APBN dan APBD yang Diawasi Ombudsman
Tak disangsikan banyak di antara kita yang menganggap bahwa APBN dan APBD adalah kongruen dengan kekayaan negara. Dengan kata lain bahwa APBN atau APBD itu sendirilah wujud kekayaan negara, tapi dapatkah kita memberikan konsep yang jelas terhadap masing-masing istilah tersebut. Mengingat bahwa penggunaan istilah berbeda ini adalah bukan hanya karena adanya perbedaan bersifat teknis tetapi juga ada perbedaan secara konsep. Pemahaman yang sumir dengan menggeneralisasi bahwa APBN dan APBD adalah kongruen dengan kekayaan negara, telah menjadi sebab bias atau sesat fikir dalam mengambil kesimpulan.
Kewenangan Ombudsman Dalam Mengawas Pelayanan Publik
Dalam Pasal 1 angka 1 UU Nomor 37 Tahun 2008 tentang Ombudsman RI menyatakan bahwa"Ombudsman Republik Indonesia yang selanjutnya disebut Ombudsman adalah lembaga negara yang mempunyai kewenangan mengawasi penyelenggaraan pelayanan publik baik yang diselenggarakan oleh penyelenggara negara dan pemerintahan termasuk yang diselenggarakan oleh Badan Usaha Milik Negara, Badan Usaha Milik Daerah, dan Badan Hukum Milik Negara serta badan swasta atau perseorangan yang diberi tugas menyelenggarakan pelayanan publik tertentu yang sebagian atau seluruh dananya bersumber dari anggaran pendapatan dan belanja negara dan/atau anggaran pendapatan dan belanja daerah". Dalam Pasal tersebut ditentukan Ombudsman berwenang atas pengawasan pelayanan publik, yang secara sederhananya diselenggarakan oleh siapa saja, atau dengan meminjam istilah yang biasa digunakan dalam rumusan pasal-pasal pidana, yaitu normadressat-nya adalah "setiap orang" baik orang (natuurlijke persoon) ataupun badan hukum (recht person), dan BUMN serta BUMD dinyatakan secara tegas dalam rumusan Pasal tersebut. Unsur berikutnya adalah frasa "yang sebagian atau seluruh sumber pembiayaan pelayanan publik tersebut bersumber dari APBN dan/atau APBD". Yang mana unsur-unsur ini baik subjektif atau objektifnya harus kumulatif artinya setiap unsur harus terpenuhi.

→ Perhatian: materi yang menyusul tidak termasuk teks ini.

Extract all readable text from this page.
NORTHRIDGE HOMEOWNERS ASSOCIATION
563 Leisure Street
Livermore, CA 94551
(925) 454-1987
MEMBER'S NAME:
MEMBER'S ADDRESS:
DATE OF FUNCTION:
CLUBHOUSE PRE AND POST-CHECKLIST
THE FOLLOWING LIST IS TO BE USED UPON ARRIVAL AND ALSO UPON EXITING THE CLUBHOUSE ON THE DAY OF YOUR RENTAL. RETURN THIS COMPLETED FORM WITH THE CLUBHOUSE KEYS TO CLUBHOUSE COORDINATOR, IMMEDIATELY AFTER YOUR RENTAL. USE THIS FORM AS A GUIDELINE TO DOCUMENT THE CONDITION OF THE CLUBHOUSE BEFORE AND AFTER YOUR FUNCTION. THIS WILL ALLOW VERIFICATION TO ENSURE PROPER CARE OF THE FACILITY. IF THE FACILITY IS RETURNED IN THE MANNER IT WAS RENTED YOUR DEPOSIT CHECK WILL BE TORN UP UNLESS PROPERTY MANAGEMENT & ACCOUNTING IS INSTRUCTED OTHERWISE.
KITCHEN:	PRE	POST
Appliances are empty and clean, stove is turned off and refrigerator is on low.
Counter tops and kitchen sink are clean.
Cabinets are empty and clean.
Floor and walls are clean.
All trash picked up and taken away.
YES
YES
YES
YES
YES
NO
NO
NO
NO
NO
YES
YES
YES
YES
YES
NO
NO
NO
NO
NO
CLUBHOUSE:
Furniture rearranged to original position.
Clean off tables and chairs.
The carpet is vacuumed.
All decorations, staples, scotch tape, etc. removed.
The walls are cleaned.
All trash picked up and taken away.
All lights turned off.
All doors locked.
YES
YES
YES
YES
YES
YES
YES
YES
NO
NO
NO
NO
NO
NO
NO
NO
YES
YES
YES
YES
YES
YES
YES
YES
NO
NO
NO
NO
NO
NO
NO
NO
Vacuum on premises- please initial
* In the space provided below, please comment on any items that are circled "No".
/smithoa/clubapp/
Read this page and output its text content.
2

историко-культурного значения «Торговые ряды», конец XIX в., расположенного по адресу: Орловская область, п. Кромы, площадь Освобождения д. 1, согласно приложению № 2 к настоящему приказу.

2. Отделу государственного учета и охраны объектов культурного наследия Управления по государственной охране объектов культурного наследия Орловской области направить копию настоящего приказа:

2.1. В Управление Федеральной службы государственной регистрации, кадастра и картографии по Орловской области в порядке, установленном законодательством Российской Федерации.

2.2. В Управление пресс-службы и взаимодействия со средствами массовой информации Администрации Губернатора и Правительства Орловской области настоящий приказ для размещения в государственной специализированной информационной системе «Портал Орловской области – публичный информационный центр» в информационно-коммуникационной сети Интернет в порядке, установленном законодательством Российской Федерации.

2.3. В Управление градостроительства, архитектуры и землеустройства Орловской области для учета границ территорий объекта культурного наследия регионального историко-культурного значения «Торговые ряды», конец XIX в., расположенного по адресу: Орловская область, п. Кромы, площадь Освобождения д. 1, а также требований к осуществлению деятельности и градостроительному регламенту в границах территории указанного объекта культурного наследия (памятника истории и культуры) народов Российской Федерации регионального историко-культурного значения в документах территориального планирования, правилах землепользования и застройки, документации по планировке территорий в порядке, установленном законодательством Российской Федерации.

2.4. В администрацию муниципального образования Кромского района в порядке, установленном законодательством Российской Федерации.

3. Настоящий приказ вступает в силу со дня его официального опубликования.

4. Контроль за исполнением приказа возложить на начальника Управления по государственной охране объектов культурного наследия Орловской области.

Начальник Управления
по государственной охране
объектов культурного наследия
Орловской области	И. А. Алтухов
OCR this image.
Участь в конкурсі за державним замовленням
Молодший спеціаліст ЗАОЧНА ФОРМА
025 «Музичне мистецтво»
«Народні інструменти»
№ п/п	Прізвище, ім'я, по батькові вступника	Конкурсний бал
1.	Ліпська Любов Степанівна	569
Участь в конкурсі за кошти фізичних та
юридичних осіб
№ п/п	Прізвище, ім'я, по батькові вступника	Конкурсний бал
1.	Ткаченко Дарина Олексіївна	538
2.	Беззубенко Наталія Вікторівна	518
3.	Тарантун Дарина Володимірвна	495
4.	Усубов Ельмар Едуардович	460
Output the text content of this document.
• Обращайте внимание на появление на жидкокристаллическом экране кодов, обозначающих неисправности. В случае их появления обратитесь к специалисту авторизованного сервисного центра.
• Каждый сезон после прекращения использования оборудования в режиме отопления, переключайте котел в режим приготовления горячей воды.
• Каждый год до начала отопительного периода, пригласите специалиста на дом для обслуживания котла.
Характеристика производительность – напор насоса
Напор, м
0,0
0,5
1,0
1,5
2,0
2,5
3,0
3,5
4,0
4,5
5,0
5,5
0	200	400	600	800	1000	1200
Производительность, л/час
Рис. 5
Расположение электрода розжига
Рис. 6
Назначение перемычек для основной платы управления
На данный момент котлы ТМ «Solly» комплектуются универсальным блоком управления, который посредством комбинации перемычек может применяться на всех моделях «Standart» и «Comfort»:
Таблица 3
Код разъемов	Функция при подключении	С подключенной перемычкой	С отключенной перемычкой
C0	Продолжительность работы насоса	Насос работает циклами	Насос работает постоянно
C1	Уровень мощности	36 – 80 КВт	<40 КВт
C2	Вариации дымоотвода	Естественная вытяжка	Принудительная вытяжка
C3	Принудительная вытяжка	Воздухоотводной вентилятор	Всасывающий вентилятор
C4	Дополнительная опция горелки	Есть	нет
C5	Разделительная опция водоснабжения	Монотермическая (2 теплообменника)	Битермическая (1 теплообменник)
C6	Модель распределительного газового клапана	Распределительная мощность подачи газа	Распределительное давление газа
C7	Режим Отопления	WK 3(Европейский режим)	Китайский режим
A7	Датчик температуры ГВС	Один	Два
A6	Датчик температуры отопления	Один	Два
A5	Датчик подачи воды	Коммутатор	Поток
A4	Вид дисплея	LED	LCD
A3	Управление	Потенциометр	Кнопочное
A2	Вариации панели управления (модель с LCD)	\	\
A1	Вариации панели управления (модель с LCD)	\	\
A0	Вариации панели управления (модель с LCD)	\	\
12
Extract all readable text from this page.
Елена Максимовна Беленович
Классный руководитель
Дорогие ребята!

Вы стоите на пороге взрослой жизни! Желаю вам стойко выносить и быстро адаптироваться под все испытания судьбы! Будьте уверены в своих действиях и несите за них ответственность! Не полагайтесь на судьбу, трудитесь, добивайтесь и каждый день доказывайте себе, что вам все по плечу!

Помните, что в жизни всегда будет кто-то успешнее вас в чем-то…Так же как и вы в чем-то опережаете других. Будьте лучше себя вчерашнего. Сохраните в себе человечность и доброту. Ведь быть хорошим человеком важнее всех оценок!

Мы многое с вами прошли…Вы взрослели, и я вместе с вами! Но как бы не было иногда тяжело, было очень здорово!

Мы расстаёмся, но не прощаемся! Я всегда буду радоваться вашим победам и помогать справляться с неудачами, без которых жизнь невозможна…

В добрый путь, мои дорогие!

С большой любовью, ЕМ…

Apakah pelayanan pada BUMN serta merta memenuhi unsur sebagaimana dimaksud Pasal 1 angka 1 UU 37 Tahun 2018 tersebut dan dengan sendirinya menjadi objek kewenangan Ombudsman? Sebelum jauh membahas tema permasalahan, penulis ingin membatasi perspektif tulisan ini dalam teknis hukum melalui perspektif ekonomi.
Kekayaan Negara Sebagai Sumber Modal BUMN dan BUMD
Modal BUMN dan BUMD sendiri bersumber dari kekayaan negara yang dipisahkan (Pasal 4 Ayat (1) UU Nomor 19 Tahun 2003 Tentang BUMN). Walau kekayaan negara itu berasal dari APBN dan/atau APBD, sejatinya telah dipisahkan dari kekayaan negara (yang dimiliki) dengan merealisasikan APBN dan/atau APBD tersebut ke dalam modal perseroan BUMN. Sebagaimana kita tahu bahwa BUMN dan BUMD merupakan badan hukum, karena itu memiliki hak dan kewajiban yang terpisah dari pemegang sahamnya dalam hal ini Negara.
Naskah hukum tidak memberikan definisi tentang kekayaan negara. Sedang dari perspektif ekonomi, khususnya akuntansi, kekayaan diidentikkan dengan Aktiva. Kekayaan atau Aktiva adalah kepemilikan aset, harta, dan kekayaan yang menunjang kegiatan. Dengan definisi tersebut dikaitkan dengan negara maka kekayaan negara adalah kepemilikan aset, harta, dan kekayaan yang menunjang kegiatan negara. Selain itu definisi kekayaan negara penulis kutip dari laman web Direktorat Jenderal Kekayaan Negara Kementerian Keuangan RI bahwa "kekayaan negara adalah semua bentuk kekayaan hayati dan non hayati berupa benda berwujud maupun tidak berwujud, baik bergerak maupun tidak bergerak, yang dikuasai dan/atau dimiliki oleh Negara".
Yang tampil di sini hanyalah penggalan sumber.